Dzięki pokaźnej karoserii nawet pasażerowie siedzący na tylnej kanapie nie mieli
powodów do narzekania – drugi rząd nie oznaczał wcale miejsc drugiej kategorii. Wygodne duże fotele, jak i deska rozdzielcza wyglądały tak, jakby je żywcem wyjęto z amerykańskiego krążownika, choć oczywiście były nieco mniejsze. Nie oszczędzano na błyskotkach i sztucznym drewnie.
Ergonomia? No cóż, najwyraź-
niej nie była priorytetem. Przełączniki zostały porozrzucane po desce rozdzielczej, do tego zbyt nisko umieszczone zegary i dodatkowe wskaźniki – na te niedoskonałości całkiem ciekawego projektu narzekali testujący już w latach 70.
W wersji GXL standardem były dodatkowe zegary. Owszem, to sympatyczny gadżet, ale umieszczono je stanowczo zbyt nisko.
Pod względem technicznym „Knudsen Taunus” był dla Forda przełomowym samochodem, chociaż w dosyć specyficznym sensie. Otóż po modelu 12M, wyposażonym w przedni napęd, firma zdecydowała się na powrót do przeszłości – do łask wrócił klasyczny układ napędowy, sztywny tylny most, chociaż zawieszony nie na resorach piórowych, lecz na nowocześniejszych sprężynach śrubowych.
Zawieszenie jest mięciutkie, samochód buja się na nierównościach i przechyla na zakrętach. W widocznym na zdjęciu aucie pod maską pracuje czterocylindrowy silnik, ale bardzo popularne były też jednostki V6.
Ford Taunus „Der Großzügige” – czyli po polsku hojny, obfity, przestronny. To do niego pasuje!
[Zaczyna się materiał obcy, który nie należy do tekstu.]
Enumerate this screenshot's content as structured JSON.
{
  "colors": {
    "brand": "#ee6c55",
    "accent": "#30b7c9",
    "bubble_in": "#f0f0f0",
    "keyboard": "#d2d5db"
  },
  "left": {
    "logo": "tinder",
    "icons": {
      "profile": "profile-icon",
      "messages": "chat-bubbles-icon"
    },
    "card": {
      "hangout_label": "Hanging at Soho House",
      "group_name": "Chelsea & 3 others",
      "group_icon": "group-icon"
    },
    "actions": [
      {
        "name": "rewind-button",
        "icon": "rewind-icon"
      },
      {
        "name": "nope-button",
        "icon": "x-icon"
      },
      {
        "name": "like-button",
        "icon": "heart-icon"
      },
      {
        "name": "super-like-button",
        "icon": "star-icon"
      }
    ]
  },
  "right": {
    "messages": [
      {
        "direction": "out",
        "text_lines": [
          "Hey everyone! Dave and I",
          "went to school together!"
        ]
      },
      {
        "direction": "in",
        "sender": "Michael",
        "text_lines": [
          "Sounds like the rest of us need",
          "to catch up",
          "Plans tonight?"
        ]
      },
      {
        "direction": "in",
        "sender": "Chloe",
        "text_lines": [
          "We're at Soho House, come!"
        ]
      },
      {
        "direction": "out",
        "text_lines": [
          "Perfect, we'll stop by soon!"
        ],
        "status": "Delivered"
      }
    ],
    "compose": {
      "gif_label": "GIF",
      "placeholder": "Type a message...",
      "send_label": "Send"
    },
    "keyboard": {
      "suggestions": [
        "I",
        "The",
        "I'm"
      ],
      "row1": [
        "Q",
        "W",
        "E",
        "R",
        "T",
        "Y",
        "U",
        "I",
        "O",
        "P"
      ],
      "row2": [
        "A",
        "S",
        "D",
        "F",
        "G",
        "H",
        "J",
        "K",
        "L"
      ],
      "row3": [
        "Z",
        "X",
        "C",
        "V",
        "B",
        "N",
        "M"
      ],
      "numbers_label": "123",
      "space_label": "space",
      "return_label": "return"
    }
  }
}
Rzucające się w oczy auto w bardzo amerykańskim stylu i z amerykańskimi manierami,
zwłaszcza w dziedzinie prowadzenia. Pod ciekawą karoserią kryją się proste i sprawdzone rozwiązania techniczne, bez żadnych fajerwerków. To, co w latach 70. uważano za wadę, dziś dodaje Taunusowi specyficznego uroku.
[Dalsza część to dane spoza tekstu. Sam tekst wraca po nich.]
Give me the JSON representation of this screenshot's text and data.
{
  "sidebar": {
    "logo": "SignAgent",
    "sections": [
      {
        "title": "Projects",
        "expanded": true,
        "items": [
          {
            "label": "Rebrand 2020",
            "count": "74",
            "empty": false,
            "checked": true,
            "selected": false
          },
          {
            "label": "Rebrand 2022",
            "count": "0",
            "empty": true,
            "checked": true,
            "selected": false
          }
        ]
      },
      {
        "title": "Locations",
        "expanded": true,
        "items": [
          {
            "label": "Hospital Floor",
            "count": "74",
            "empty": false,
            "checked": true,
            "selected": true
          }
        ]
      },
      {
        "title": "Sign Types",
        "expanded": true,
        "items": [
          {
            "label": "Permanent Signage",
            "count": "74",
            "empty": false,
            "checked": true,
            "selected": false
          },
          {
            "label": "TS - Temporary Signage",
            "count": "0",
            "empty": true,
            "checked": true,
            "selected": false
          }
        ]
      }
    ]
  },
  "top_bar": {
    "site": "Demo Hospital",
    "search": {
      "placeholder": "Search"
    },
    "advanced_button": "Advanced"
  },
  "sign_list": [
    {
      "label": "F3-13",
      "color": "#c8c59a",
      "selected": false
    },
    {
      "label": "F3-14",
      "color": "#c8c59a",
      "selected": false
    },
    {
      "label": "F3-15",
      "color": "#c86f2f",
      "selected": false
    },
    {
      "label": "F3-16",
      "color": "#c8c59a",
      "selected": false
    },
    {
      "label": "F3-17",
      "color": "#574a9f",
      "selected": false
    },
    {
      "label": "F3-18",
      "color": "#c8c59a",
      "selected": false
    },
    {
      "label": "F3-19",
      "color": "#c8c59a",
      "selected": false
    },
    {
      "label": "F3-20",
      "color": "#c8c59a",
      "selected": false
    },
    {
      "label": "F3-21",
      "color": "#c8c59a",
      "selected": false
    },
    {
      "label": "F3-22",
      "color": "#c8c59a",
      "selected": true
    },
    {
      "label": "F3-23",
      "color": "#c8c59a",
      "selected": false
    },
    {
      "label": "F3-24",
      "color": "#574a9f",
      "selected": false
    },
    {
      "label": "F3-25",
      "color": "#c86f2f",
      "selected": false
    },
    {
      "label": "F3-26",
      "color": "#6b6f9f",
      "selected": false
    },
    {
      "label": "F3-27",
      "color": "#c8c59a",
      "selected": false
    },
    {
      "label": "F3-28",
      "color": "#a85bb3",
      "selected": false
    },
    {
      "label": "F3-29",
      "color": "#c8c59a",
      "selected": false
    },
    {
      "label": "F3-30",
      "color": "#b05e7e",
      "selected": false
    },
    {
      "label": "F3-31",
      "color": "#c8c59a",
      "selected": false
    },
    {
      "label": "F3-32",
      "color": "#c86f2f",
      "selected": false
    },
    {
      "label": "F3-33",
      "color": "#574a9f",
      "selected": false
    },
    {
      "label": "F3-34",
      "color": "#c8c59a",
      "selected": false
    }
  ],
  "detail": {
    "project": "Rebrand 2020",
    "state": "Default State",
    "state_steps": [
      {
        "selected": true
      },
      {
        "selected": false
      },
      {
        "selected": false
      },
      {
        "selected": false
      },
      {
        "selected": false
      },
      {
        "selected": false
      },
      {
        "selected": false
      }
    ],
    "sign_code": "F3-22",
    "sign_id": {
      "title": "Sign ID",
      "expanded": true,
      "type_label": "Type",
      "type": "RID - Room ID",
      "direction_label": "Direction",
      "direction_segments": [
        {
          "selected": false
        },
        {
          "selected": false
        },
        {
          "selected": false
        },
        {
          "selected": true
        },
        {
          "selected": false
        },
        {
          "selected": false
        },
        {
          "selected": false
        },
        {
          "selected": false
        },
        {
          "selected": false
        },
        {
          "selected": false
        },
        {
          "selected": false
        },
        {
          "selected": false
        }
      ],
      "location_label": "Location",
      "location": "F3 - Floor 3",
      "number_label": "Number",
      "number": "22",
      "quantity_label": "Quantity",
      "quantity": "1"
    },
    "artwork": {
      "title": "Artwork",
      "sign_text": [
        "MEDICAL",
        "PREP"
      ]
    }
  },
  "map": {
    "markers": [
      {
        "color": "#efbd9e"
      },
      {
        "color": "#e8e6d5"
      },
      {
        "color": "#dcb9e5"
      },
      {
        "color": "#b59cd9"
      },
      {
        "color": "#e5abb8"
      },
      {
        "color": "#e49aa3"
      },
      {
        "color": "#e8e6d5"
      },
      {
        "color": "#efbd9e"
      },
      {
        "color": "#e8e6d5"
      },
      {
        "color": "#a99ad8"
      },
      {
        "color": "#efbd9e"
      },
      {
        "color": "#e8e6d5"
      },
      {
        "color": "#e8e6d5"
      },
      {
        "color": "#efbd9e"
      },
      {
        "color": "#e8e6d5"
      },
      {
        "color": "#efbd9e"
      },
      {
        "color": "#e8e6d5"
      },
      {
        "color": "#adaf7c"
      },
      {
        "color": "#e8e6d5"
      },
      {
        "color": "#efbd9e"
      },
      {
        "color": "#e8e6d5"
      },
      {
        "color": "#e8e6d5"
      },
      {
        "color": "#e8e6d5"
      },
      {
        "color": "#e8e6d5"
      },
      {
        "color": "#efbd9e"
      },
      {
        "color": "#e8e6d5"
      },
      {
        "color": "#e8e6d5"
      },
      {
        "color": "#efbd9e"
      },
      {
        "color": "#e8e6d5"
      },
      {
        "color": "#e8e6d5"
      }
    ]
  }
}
Zwycięstwo Audi 80 i VW Passata ze znaczną przewagą punktów nad rywalami świadczy o tym, że opłaciły się odważne decyzje i pozostawienie swobody konstruktorom. „Firmy córki” amerykańskich koncernów mimo zaplecza finansowego i większych możliwości zdecydowały się na przedni napęd w tej klasie znacznie później. Z drugiej strony – po latach drobne niedoskonałości Forda i Opla tylko dodają uroku.